Kindred Spirits
by Alice Wootson, contemporary (2004)
Arabesque, $6.99, ISBN 1-58314-537-0

Reading Alice Wootson's Kindred Spirits, I do wonder at why some authors are romantic-suspensizing everything they write when they actually come off better writing a more mundane type of drama. When it comes to the dialogues and the development of the romance between Alana Duke and Keith Henderson, this book resonates with me. But while Ms Wootson is at her best when she's describing scenes and emotions in a leisurely manner, a romantic suspense will not fare well under similar circumstances.

Alana, in her quest to be a hotshot reporter, jumps at the chance at helping her sister in uncovering some shady going-on involving missing softwares in DCS Technology.
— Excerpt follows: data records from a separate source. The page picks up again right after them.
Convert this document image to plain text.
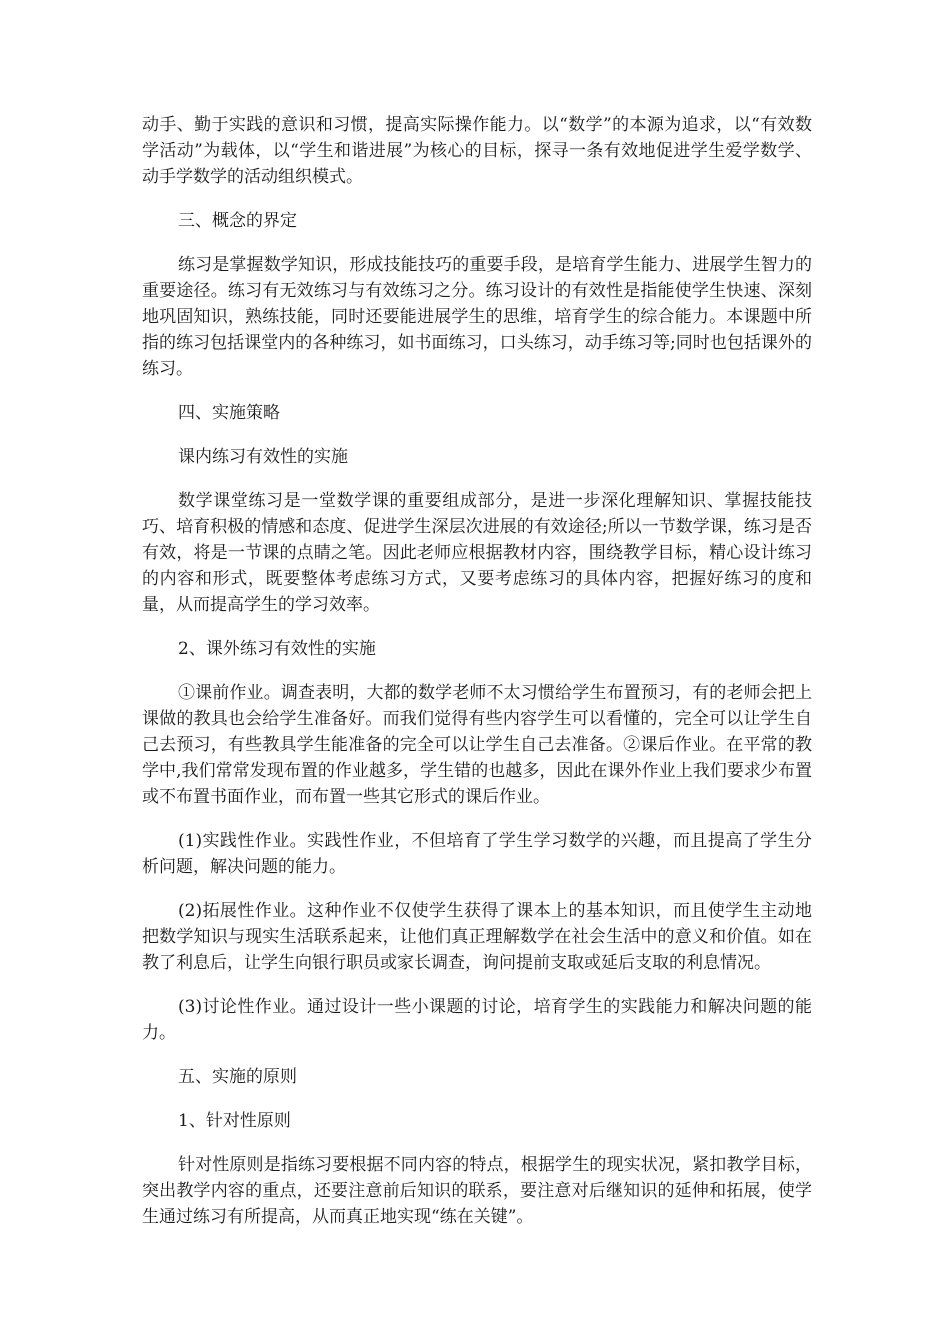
动手、勤于实践的意识和习惯，提高实际操作能力。以“数学”的本源为追求，以“有效数学活动”为载体，以“学生和谐进展”为核心的目标，探寻一条有效地促进学生爱学数学、动手学数学的活动组织模式。

三、概念的界定

练习是掌握数学知识，形成技能技巧的重要手段，是培育学生能力、进展学生智力的重要途径。练习有无效练习与有效练习之分。练习设计的有效性是指能使学生快速、深刻地巩固知识，熟练技能，同时还要能进展学生的思维，培育学生的综合能力。本课题中所指的练习包括课堂内的各种练习，如书面练习，口头练习，动手练习等;同时也包括课外的练习。

四、实施策略

课内练习有效性的实施

数学课堂练习是一堂数学课的重要组成部分，是进一步深化理解知识、掌握技能技巧、培育积极的情感和态度、促进学生深层次进展的有效途径;所以一节数学课，练习是否有效，将是一节课的点睛之笔。因此老师应根据教材内容，围绕教学目标，精心设计练习的内容和形式，既要整体考虑练习方式，又要考虑练习的具体内容，把握好练习的度和量，从而提高学生的学习效率。

2、课外练习有效性的实施

①课前作业。调查表明，大都的数学老师不太习惯给学生布置预习，有的老师会把上课做的教具也会给学生准备好。而我们觉得有些内容学生可以看懂的，完全可以让学生自己去预习，有些教具学生能准备的完全可以让学生自己去准备。②课后作业。在平常的教学中,我们常常发现布置的作业越多，学生错的也越多，因此在课外作业上我们要求少布置或不布置书面作业，而布置一些其它形式的课后作业。

(1)实践性作业。实践性作业，不但培育了学生学习数学的兴趣，而且提高了学生分析问题，解决问题的能力。

(2)拓展性作业。这种作业不仅使学生获得了课本上的基本知识，而且使学生主动地把数学知识与现实生活联系起来，让他们真正理解数学在社会生活中的意义和价值。如在教了利息后，让学生向银行职员或家长调查，询问提前支取或延后支取的利息情况。

(3)讨论性作业。通过设计一些小课题的讨论，培育学生的实践能力和解决问题的能力。

五、实施的原则

1、针对性原则

针对性原则是指练习要根据不同内容的特点，根据学生的现实状况，紧扣教学目标，突出教学内容的重点，还要注意前后知识的联系，要注意对后继知识的延伸和拓展，使学生通过练习有所提高，从而真正地实现“练在关键”。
While on her way there, she encounters Keith, an ex-Special Forces guy, in the airport in a scene that leaves each person with a dayum-fine impression of the other. When Keith encounters Alana in her undercover stint in DCS, he decides to stick around and see what she is up to. As they work to nab the sticky-fingered villain in DCS, some internal conflicts arise from Keith's attitude about never wanting love as he is burned by the emotion before.
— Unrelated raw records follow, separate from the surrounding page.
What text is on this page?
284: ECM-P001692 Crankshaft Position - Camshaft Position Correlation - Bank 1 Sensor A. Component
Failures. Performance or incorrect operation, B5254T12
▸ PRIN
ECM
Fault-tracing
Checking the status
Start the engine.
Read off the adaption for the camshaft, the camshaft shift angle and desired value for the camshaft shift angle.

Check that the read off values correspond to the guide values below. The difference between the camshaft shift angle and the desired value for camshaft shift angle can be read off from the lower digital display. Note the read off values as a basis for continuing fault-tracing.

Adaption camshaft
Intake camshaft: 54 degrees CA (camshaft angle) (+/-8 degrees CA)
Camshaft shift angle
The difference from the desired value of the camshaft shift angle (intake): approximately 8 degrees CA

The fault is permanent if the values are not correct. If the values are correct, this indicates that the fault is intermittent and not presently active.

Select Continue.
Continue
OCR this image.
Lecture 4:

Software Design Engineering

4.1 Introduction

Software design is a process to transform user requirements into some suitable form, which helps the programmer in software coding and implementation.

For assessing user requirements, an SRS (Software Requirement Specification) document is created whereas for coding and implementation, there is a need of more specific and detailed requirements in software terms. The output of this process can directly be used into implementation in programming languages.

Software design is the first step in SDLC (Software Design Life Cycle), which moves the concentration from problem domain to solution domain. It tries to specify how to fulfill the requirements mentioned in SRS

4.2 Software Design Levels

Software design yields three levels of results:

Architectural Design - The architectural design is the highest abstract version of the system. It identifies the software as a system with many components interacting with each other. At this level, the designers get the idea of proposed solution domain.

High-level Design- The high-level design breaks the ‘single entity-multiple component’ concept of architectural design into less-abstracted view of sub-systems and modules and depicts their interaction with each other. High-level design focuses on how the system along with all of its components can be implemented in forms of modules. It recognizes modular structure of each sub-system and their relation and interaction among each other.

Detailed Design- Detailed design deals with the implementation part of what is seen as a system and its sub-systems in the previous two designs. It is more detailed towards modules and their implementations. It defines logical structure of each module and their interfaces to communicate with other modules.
As a romantic suspense, this book won't satisfy fans of the subgenre too much as the investigation too often takes a backseat to family interactions, love, plenty of dramatic psychobabbles, and an interesting scene in a hot air balloon that I'm still not convinced is possible. Then again, anyone who has first-hand experiences should always feel free to drop me a note to correct me. On the other hand, fans of relationship drama may feel charmed by the quiet moments but feel shortchanged by the romantic suspense subplot that holds the premise together but resolved in a half-baked manner. Alana and Keith are likeable characters with two-dimensional characterization that puts them slightly above their spunky heroine and action hero counterparts in other books, but the plot they are stuck in doesn't do them any favors.
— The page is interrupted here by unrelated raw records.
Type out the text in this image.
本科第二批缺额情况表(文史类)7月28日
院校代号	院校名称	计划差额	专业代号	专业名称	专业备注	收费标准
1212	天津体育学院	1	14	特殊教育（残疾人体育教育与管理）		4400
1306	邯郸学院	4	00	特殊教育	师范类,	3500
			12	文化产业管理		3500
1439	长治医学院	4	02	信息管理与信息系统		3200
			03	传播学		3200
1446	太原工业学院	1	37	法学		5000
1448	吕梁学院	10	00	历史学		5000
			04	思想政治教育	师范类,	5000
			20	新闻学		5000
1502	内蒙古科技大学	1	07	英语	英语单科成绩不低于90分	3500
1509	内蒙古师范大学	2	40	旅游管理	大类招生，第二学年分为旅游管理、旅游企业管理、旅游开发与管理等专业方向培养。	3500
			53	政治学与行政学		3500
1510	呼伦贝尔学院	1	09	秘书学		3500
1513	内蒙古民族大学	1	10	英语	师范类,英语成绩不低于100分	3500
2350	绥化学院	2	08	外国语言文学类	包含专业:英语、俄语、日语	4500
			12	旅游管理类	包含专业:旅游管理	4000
Kindred Spirits feels like a book that needs either a new plot to suit the author's storytelling strengths or a new style to suit the plot. Either way, it's like the weakest parts of two different books put together. Good characterization and heartfelt romantic exchanges are all great but they don't exist in a vacuum. Ms Wootson can write drama well but she has to work on her pacing and suspense plotting a little more before she can cut it as a romantic suspense author. Personally, I'd prefer drama to romantic suspense, but I'll take either one as long as it's well-written and well-plotted.